Woman fighting to raise awareness of Hepatitis C
Sandy Curl’s liver doctor told her she has from three to five years to live. The Carson City woman said before she goes, if she has to go at all, she wants to tell people why she is dying.
“But I’m going to beat the odds,” Curl said. “I got something I have to say before I go. I got awareness to get out there.”
She wants to leave a legacy of work. Curl wants her granddaughter, due this week, to remember her. She wants attention given to her disease. Maybe the politicians could pass legislation for free hepatitis C testing for the needy, Curl said.
But every day she wakes up with the fatigue and memory loss caused by hepatitis C. She’s unemployed. She has cirrhosis and a blood clotting disorder. Curl, 50, has never responded to treatment. The father of her son died last year of hepatitis C and cirrhosis. Her eyes watered when she talked about him. He will never get to see his grand baby.
Curl, the leader of the Carson City hepatitis C support group, is throwing her time into organizing the Nevada LiverWalk in Reno on Saturday. She’s walking for herself and for Newton Yeager, her son’s father.
Curl is proud of the support group. She said she’s learned more there than from any doctor.
Curl said the government and Medicare hasn’t given much attention to people who have hepatitis C. Sometimes those who have the disease don’t even want to admit it.
She said it has a reputation akin to AIDS. Drug users catch it from sharing needles.
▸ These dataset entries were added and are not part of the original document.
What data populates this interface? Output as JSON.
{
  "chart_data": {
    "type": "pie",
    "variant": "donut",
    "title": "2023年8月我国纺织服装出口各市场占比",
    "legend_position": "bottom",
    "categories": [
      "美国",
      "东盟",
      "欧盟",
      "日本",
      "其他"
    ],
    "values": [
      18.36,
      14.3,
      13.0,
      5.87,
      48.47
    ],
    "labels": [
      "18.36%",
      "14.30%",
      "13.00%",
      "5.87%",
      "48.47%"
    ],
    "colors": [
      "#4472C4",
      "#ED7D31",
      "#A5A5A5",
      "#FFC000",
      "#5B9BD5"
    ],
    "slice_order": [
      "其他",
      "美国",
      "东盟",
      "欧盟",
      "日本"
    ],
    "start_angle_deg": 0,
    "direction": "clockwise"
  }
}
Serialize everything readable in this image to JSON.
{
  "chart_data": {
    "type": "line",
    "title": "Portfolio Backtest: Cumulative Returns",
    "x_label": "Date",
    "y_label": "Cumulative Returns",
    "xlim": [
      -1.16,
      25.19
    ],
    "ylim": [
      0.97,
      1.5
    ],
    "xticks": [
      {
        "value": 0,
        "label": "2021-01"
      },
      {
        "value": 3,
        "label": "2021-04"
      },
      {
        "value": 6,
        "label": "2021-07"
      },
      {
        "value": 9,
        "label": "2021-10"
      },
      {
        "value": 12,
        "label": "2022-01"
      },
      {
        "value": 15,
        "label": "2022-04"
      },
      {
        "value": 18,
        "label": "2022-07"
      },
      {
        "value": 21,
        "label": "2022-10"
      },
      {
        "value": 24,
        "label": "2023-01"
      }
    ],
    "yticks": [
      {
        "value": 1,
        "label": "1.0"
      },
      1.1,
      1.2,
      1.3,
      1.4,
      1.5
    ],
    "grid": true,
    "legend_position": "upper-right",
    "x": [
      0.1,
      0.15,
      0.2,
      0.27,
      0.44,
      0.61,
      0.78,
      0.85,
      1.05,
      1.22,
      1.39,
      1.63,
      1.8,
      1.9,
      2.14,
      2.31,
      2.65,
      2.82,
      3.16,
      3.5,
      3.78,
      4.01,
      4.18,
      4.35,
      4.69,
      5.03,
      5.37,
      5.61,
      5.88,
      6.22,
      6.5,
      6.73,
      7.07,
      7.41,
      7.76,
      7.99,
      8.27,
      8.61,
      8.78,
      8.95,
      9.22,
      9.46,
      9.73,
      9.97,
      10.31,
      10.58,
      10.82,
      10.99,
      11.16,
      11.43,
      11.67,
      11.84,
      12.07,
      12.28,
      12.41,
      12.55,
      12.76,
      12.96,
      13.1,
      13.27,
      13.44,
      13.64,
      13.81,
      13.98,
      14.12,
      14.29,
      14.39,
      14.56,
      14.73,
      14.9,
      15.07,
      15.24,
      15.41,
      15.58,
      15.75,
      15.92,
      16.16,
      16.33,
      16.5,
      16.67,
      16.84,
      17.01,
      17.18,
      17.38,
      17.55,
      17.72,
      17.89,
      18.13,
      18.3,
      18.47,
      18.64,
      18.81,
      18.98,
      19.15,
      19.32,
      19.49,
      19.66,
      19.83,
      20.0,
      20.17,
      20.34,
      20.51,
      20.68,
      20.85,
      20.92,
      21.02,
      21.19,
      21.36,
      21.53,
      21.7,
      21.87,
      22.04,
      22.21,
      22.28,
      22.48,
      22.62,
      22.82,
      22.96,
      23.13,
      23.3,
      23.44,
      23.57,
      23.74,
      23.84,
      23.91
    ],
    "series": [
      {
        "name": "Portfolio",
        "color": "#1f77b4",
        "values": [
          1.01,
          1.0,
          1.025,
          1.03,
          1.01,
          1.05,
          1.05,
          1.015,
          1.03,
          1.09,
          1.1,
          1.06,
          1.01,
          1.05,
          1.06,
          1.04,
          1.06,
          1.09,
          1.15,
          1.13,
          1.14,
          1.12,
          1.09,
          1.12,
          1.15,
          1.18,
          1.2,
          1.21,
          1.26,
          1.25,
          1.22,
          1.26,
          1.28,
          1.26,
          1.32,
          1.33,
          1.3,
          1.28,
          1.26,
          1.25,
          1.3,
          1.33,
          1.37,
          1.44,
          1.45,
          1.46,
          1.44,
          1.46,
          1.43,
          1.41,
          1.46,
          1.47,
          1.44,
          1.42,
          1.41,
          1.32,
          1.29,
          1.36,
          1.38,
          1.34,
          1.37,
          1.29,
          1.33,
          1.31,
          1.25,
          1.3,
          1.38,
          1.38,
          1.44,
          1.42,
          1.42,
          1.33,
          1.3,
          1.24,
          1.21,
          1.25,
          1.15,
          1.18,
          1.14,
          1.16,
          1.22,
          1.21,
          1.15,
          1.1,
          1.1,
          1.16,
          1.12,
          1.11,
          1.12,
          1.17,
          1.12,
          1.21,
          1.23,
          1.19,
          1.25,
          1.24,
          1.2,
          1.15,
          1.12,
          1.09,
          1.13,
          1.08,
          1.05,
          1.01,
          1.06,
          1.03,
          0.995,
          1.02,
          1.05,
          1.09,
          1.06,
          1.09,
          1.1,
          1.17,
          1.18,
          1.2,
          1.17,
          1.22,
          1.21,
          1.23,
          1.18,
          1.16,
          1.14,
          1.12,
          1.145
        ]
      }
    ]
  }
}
But the disease has also been diagnosed in those who had blood transfusions before 1992, before hospitals screened for it, or organ transplants before 1990. There are other ways to catch it: unprotected sex, using the toothbrush of an infected person, getting exposed to infected blood. Curl was diagnosed in 2001 but she’s probably had it for about 30 years.
“I had a transfusion when I was 5 and I did use drugs when I was younger, but I still don’t know where I got it,” Curl said.
She wears a gold cross around her neck. The gold chain was sent to her by a relative in New York City. She received the chain Sept. 11, which makes it even more special to her. On her flower-print shirt are two pins, one promotes organ donation, the other said: “Love your Liver.”
Curl said she could receive a liver transplant, but they don’t come until you are about to die. And she’d have to quit smoking. She looked into her black purse. Curl has one pack of cigarettes left. She declared: “I don’t think I’m going to buy anymore.”
“I feel God is keeping me going to do this,” she said. “I feel like I’m doing the right thing to stay and fight.”